Department of Gynecologic Oncology, Women's Hospital, Zhejiang University School of Medicine, Hangzhou, China; Department of Gynecologic Oncology, Taizhou First People's Hospital, Taizhou, China.
Department of Gynecologic Oncology, Women's Hospital, Zhejiang University School of Medicine, Hangzhou, China; Key Laboratory of Women's Reproductive Health of Zhejiang Province, Hangzhou, China.
Clin Microbiol Infect. 2018 Dec;24(12):1322-1327. doi: 10.1016/j.cmi.2018.02.027. Epub 2018 Mar 5.
We aimed to assess the performance of DH3 human papillomavirus (HPV) assay, a newly developed hybrid capture technique that detects 14 high-risk HPVs with type 16/18 genotyping, as a primary test in cervical cancer screening.
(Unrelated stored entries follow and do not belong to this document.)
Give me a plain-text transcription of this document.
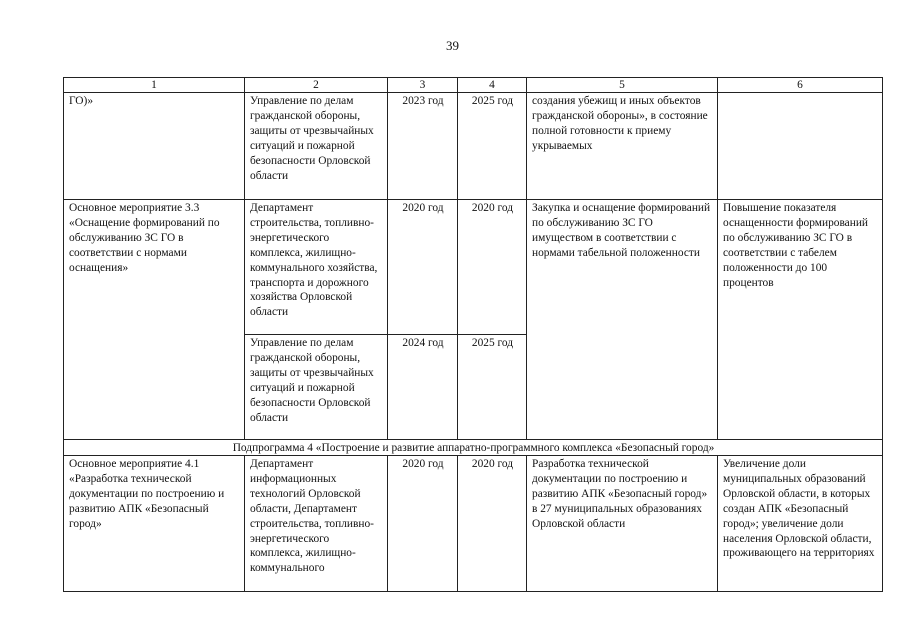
39
1	2	3	4	5	6
ГО)»	Управление по делам гражданской обороны, защиты от чрезвычайных ситуаций и пожарной безопасности Орловской области	2023 год	2025 год	создания убежищ и иных объектов гражданской обороны», в состояние полной готовности к приему укрываемых	
Основное мероприятие 3.3 «Оснащение формирований по обслуживанию ЗС ГО в соответствии с нормами оснащения»	Департамент строительства, топливно-энергетического комплекса, жилищно-коммунального хозяйства, транспорта и дорожного хозяйства Орловской области	2020 год	2020 год	Закупка и оснащение формирований по обслуживанию ЗС ГО имуществом в соответствии с нормами табельной положенности	Повышение показателя оснащенности формирований по обслуживанию ЗС ГО в соответствии с табелем положенности до 100 процентов
	Управление по делам гражданской обороны, защиты от чрезвычайных ситуаций и пожарной безопасности Орловской области	2024 год	2025 год		
Подпрограмма 4 «Построение и развитие аппаратно-программного комплекса «Безопасный город»					

Основное мероприятие 4.1 «Разработка технической документации по построению и развитию АПК «Безопасный город»	Департамент информационных технологий Орловской области, Департамент строительства, топливно-энергетического комплекса, жилищно-коммунального	2020 год	2020 год	Разработка технической документации по построению и развитию АПК «Безопасный город» в 27 муниципальных образованиях Орловской области	Увеличение доли муниципальных образований Орловской области, в которых создан АПК «Безопасный город»; увеличение доли населения Орловской области, проживающего на территориях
In total 11,356 Chinese women aged 21-65 years participated in a cervical cancer screening programme using cytology (Thinprep, Hologic) and HPV testing (Cobas 4800 Test, Roche). Residual samples were used to detect HPV by DH3 HPV.
In total 10,669 women with valid results were included in the study. Of those, 135 were diagnosed as CIN2+, and 83 were diagnosed as CIN3+; 1056 women (9.9%) were DH3 HPV-positive and 255 (2.4%) of those were 16/18-positive, while 990 (9.3%) women were Cobas HPV-positive and 243 (2.3%) of those were 16/18-positive. DH3 HPV was non-inferior to Cobas HPV in identifying CIN1- and CIN2+ using predetermined thresholds (both p < 0.001). The sensitivity, specificity, positive predictive value (PPV) and negative predictive value (NPV) of DH3 HPV were 93.3% (95% confidence interval [CI] = 87.7-96.9), 91.2% (95%CI = 90.6-91.7), 12.0% (95%CI = 10.1-14.1) and 99.9% (95%CI = 99.8-100), respectively, similar to those of Cobas HPV (91.1%, 95%CI = 85.0-5.3; 91.8%, 95%CI = 91.2-92.3; 12.5%, 95%CI = 10.5-14.7; and 99.9%, 95%CI = 99.8-99.9, respectively), in identifying CIN2+ (all p > 0.05). When DH3 HPV and Cobas HPV were respectively used as primary testing in screening strategy, the performance of two strategies were similar in identifying CIN2+. The results were similar in identifying CIN3+.
Our data suggest that DH3 HPV performs similarly to Cobas HPV in identifying high-grade CIN in cervical cancer screening.
我们旨在评估 DH3 人乳头瘤病毒(HPV)检测的性能,这是一种新开发的杂交捕获技术,可检测 14 种高危 HPV,并对 16/18 型进行基因分型,作为宫颈癌筛查的初筛方法。
共有 11356 名年龄在 21-65 岁的中国女性参加了一项宫颈癌筛查计划,使用细胞学(Thinprep,Hologic)和 HPV 检测(Cobas 4800 检测,罗氏)。剩余样本用于通过 DH3 HPV 进行 HPV 检测。
共有 10669 名女性的结果有效,其中 135 人被诊断为 CIN2+,83 人被诊断为 CIN3+;1056 名女性(9.9%)DH3 HPV 阳性,其中 255 名(2.4%)为 16/18 阳性,而 990 名女性(9.3%)Cobas HPV 阳性,其中 243 名(2.3%)为 16/18 阳性。DH3 HPV 在识别 CIN1-和 CIN2+方面与 Cobas HPV 具有非劣效性,使用预定阈值(均 p<0.001)。DH3 HPV 的灵敏度、特异性、阳性预测值(PPV)和阴性预测值(NPV)分别为 93.3%(95%置信区间 [CI] = 87.7-96.9)、91.2%(95%CI = 90.6-91.7)、12.0%(95%CI = 10.1-14.1)和 99.9%(95%CI = 99.8-100),与 Cobas HPV 相似(91.1%,95%CI = 85.0-5.3;91.8%,95%CI = 91.2-92.3;12.5%,95%CI = 10.5-14.7;99.9%,95%CI = 99.8-99.9),用于识别 CIN2+(均 p>0.05)。当 DH3 HPV 和 Cobas HPV 分别作为筛查策略中的初筛检测时,两种策略在识别 CIN2+方面的性能相似。在识别 CIN3+方面,结果相似。
我们的数据表明,DH3 HPV 在宫颈癌筛查中识别高级别 CIN 方面与 Cobas HPV 表现相似。